Kubernetes via Helm Chart

Prerequisites

• You have understanding of Kubernetes
• Installed Helm package manager version v3.11.3 or greater
• You have kubectl installed and connected to your kubernetes cluster

By deploying Infisical on Kubernetes, you can take advantage of its features to ensure that the application is fault-tolerant, highly available, and scalable. To make the installation process easier and more streamlined, we have created a Helm chart that you can use to install Infisical on Kubernetes.

Helm is a package manager for Kubernetes that simplifies the installation and management of Kubernetes applications. With our Helm chart, you can easily install Infisical on Kubernetes, configure it to your liking, and scale it up or down as needed.

​

Install Infisical Helm repository

helm repo add infisical-helm-charts 'https://dl.cloudsmith.io/public/infisical/helm-charts/helm/charts/' 
  
helm repo update

​

Add Helm values

Create a values.yaml file to configure various installation settings, such as the docker image tags and environment variables. To explore all configurable properties for your values file, visit this page.

​

Set image tags

By default, the application will use the latest docker image tag. This is okay for test environments; however, for production deployments it is important to pin your deployment to a particular docker image tag to prevent receiving unintended changes.

backend:
  replicaCount: 2
  image:
    tag: "v0.39.5" # <--- update to the newest version found here https://hub.docker.com/r/infisical/infisical/tags
    pullPolicy: Always

​

Configure environment variables

You can configure environment variables for your instance of Infisical though the Helm values file under the property backendEnvironmentVariables. View configurable environment variables.

Infisical requires the following backend environment variables to be defined: ENCRYPTION_KEY, JWT_SIGNUP_SECRET, JWT_REFRESH_SECRET, JWT_AUTH_SECRET, JWT_MFA_SECRET and JWT_SERVICE_SECRET.

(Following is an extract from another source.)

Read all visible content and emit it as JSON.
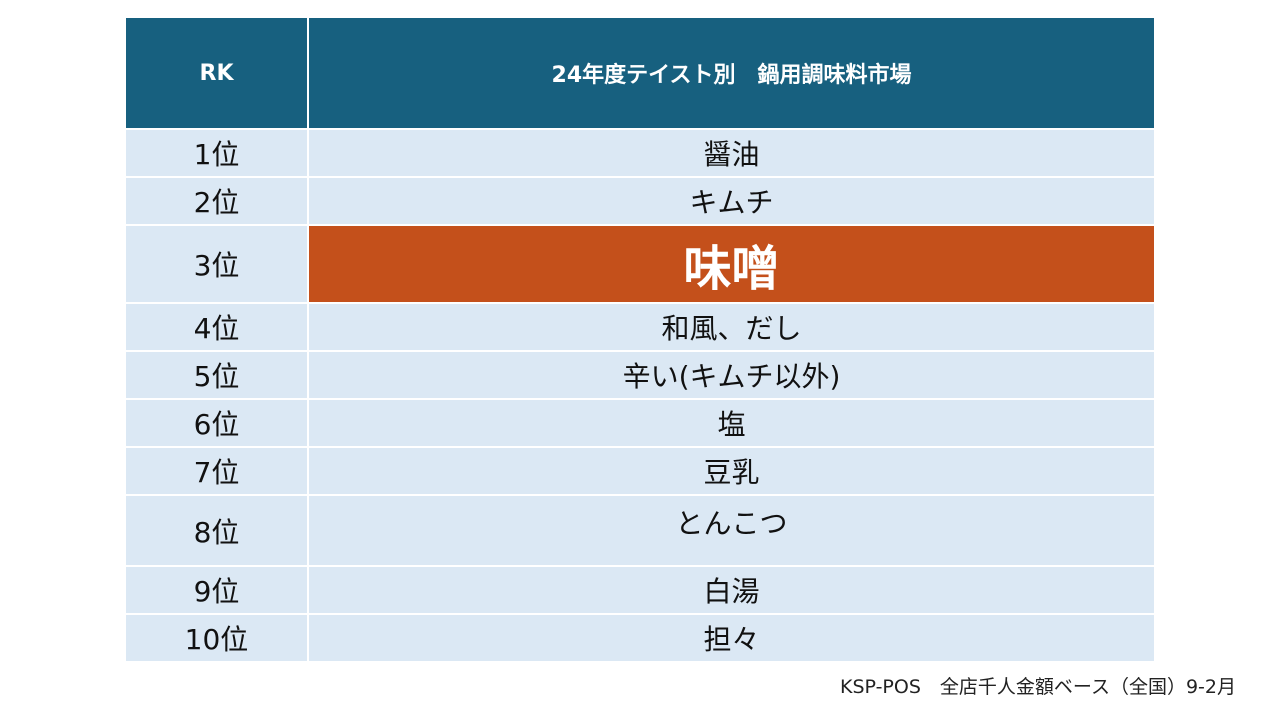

However, when the above environment variables are not defined, the Helm chart will automatically generate these environment variables for you. The generated environment variables will be saved to a Kubernetes secret and will be preserved between upgrades or uninstalls.

...
backendEnvironmentVariables:
  HTTPS_ENABLED: true
  INVITE_ONLY_SIGNUP: false
  ...

​

Routing external traffic

By default, Infisical takes all traffic coming to your external load balancer’s IP address and routes them Infisical’s services. Infisical uses Nginx to route external traffic. You can install Nginx along with Infisical by setting ingress.enabled to true in the Helm values file. View all properties for ingress.

...
ingress:
  nginx:
    enabled: true #<-- if you would like to install nginx along with Infisical

​

Database

Infisical uses a MongoDB as its persistence layer. With this Helm chart, a MongoDB instance is automatically spun up for use with Infisical. When persistence is enabled, the data will be stored as Kubernetes Persistence Volume. View all properties for mongodb.

mongodb:
  enabled: true
  persistence:
    enabled: false

To achieve high availability and data redundancy, we recommend that you use a managed document database service such as AWS Document DB, MongoDB or similar services instead of the in cluster database. Managed database connection string can be set in the backendEnvironmentVariables.

​

Example helm values

backend:
  replicaCount: 2
  image:
    tag: "v0.39.5"
    pullPolicy: Always

backendEnvironmentVariables:
  HTTPS_ENABLED: true

ingress:
  nginx:
    enabled: true

ingress:
  nginx:
    enabled: true

backend:
  enabled: true
  name: backend
  podAnnotations: {}
  deploymentAnnotations: {}
  replicaCount: 4
  image:
    tag: "v0.39.5"
    pullPolicy: IfNotPresent
  kubeSecretRef: null
  service:
    annotations: {}
    type: ClusterIP
    nodePort: ""

# View all environment variables https://infisical.com/docs/self-hosting/configuration/envars
backendEnvironmentVariables:
  MONGO_URL: <>
  HTTPS_ENABLED: <>
  

## Mongo DB persistence 
mongodb:
  enabled: true
  persistence:
    enabled: true

​

Install the Helm chart

By default, the helm chart will be installed on your default namespace. If you wish to install the Chart on a different namespace, you may specify that by adding the --namespace <namespace-to-install-to> to your helm install command.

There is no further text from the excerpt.